Wenn sich eine untergewichtige Kunstturnerin am Stufenbarren von Holm zu Holm schwingt, eine Minderjährige ästhetisch durchs Wasser gleitet, ein zwölfjähriges Mädchen übers Eis wirbelt, dann ist Deutschlands Fernsehgemeinde entzückt. Anschließend veröffentlicht irgendeine Illustrierte Bilder von deformierten Wirbelsäulen bei Kunstturnerinnen. Und im Bericht wird, zum Beispiel, der Schreckensruf der damals 16jährigen Turnerin Herta Löwenberg zitiert: "Sport ist Mord."

Das Urteil über den Hochleistungssport im Kindes- und Jugendalter kommt somit im Wechselbad zustande: Gewinnen die Kinder die Medaillen, werden alle Bedenken bezüglich gesundheitlicher und psychischer Schäden beiseitegewischt; ansonsten ist es chic, im Chor der Verteufler des jugendlichen Hochleistungssports mitzuposaunen.

Das in Köln beheimatete Bundesinstitut für Sportwissenschaft hat versucht, zur Versachlichung der Diskussion um den Hochleistungssport im Kindes- und Jugendalter beizutragen. Unter Ausklammerung der medizinischen Seite hat es den Tübinger Psychologen Professor Gerhard Kaminski damit beauftragt, die psychologische Situation der sportengagierten Kinder zu untersuchen. Professor Kaminski wählte 98 zehn- bis vierzehnjährige Hochleistungssportler in den Disziplinen Eiskunstlauf, Schwimmen und Kunstturnen aus und verglich ihre schulischen Leistungsdaten mit denen von Schülern ohne besonderes außerschulisches Engagement und mit denen von Jugendlichen, die neben der Schule noch durch musikalische Betätigung besonders stark in Anspruch genommen werden.
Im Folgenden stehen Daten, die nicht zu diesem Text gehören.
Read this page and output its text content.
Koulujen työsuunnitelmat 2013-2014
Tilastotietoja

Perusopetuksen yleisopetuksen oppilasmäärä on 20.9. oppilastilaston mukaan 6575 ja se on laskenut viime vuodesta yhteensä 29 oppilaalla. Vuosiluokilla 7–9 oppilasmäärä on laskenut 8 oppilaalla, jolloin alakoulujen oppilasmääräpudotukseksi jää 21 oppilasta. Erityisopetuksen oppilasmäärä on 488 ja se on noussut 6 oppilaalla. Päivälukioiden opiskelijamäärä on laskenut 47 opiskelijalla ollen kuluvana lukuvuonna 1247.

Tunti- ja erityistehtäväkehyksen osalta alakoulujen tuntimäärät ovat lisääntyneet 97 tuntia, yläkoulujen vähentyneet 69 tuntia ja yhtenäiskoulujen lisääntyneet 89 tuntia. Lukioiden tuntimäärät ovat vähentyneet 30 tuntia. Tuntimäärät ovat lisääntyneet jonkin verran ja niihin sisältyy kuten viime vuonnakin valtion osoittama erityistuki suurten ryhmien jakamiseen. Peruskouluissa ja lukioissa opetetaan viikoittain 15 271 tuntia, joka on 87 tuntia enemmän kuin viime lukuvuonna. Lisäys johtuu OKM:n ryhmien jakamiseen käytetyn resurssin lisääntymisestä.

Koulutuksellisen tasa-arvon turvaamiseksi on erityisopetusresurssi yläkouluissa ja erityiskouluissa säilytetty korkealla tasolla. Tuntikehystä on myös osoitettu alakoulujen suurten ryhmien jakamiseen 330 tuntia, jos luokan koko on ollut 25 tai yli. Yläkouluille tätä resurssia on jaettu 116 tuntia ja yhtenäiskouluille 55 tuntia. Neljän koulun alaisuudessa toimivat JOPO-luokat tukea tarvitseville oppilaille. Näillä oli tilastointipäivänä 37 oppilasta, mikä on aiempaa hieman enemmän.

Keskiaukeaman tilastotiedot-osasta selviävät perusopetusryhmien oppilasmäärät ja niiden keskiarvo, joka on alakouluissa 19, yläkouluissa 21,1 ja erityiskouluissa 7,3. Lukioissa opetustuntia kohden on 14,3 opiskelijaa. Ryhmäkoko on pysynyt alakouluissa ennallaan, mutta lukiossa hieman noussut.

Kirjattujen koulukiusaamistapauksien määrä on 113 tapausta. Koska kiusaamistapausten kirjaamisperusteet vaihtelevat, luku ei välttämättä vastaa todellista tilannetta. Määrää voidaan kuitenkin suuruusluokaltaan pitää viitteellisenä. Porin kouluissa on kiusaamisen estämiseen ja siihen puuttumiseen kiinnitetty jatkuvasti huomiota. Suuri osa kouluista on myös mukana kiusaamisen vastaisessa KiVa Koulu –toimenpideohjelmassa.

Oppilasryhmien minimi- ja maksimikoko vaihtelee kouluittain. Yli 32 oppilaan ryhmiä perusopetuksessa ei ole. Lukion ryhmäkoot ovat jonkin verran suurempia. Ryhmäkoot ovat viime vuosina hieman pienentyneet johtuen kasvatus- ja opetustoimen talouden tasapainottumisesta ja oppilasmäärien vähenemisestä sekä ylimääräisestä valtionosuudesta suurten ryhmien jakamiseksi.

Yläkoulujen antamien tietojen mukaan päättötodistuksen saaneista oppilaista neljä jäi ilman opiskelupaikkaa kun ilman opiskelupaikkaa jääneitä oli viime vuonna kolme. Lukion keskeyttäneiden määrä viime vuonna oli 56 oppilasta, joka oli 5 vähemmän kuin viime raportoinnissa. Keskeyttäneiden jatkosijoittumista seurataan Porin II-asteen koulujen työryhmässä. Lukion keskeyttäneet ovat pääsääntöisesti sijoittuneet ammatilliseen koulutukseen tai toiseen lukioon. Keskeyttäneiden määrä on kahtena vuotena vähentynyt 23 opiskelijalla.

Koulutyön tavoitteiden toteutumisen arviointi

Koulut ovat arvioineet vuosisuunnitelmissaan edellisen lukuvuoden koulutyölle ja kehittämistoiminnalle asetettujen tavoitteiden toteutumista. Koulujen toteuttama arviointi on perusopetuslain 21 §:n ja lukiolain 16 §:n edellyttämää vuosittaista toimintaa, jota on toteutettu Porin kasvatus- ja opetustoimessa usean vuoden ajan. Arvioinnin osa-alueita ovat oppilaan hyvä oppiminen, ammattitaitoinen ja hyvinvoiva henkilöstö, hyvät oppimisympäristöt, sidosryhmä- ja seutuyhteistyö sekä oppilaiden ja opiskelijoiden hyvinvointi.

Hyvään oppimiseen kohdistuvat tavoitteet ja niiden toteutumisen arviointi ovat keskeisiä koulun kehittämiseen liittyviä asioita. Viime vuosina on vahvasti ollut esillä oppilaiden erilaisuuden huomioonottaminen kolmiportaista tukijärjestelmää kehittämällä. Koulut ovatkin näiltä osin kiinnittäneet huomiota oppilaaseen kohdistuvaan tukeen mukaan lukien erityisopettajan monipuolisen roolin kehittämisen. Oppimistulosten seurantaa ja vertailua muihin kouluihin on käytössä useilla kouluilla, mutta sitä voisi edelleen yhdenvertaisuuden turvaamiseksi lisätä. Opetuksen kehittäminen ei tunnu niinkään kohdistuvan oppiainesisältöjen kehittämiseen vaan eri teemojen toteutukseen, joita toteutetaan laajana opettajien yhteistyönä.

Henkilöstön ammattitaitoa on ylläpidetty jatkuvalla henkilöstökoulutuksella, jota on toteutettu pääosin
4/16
Zunächst einmal wurde die Vermutung bestätigt, daß Hochleistungssport treibende Kinder und Jugendliche zeitlich außerordentlich in Anspruch genommen werden. Für ihren Sport müssen sie, neben der Schulzeit, wöchentlich bis zu 30 Stunden aufwenden. Die Eiskunstläufer mit einem Aufwand bis zu fünf Stunden täglich führen dabei deutlich vor Schwimmern und Turnern. Dreißig Wochenstunden Sport sind allerdings nicht gleichbedeutend mit harter Trainingsarbeit. Rund ein Drittel der Zeit geht nämlich für An- und Abfahrten sowie für Vor- und Nachbereitung (wie Umkleiden und Duschen) verloren.

Nun sind, so Gerhard Kaminski, diese auf den ersten Blick erschreckenden zeitlichen Anforderungen noch kein Anlaß, über die "armen Kinder" im Sport zu klagen. Den Musikern unter den Schülern geht es ähnlich. Ihr Zeitaufwand für den außerschulischen Musikunterricht kommt dem der Schwimmer und Kunstturner sehr nahe. Tatsache ist, daß das Sportengagement bei den schulischen Leistungen keineswegs so negativ zu Buche schlägt, wie dies vielleicht befürchtet wird. Leistungssportlich aktive Schüler haben einen nur unwesentlich schlechteren Notendurchschnitt als die normale Vergleichsgruppe, wobei die wahrscheinlich intellektuell stärker geforderten "Musiker" mit ihrem Schulnotendurchschnitt am besten dastehen. Dank eines verstärkten Nachhilfeunterrichts konnten auffällige Schullücken bei Sportlern vermieden werden.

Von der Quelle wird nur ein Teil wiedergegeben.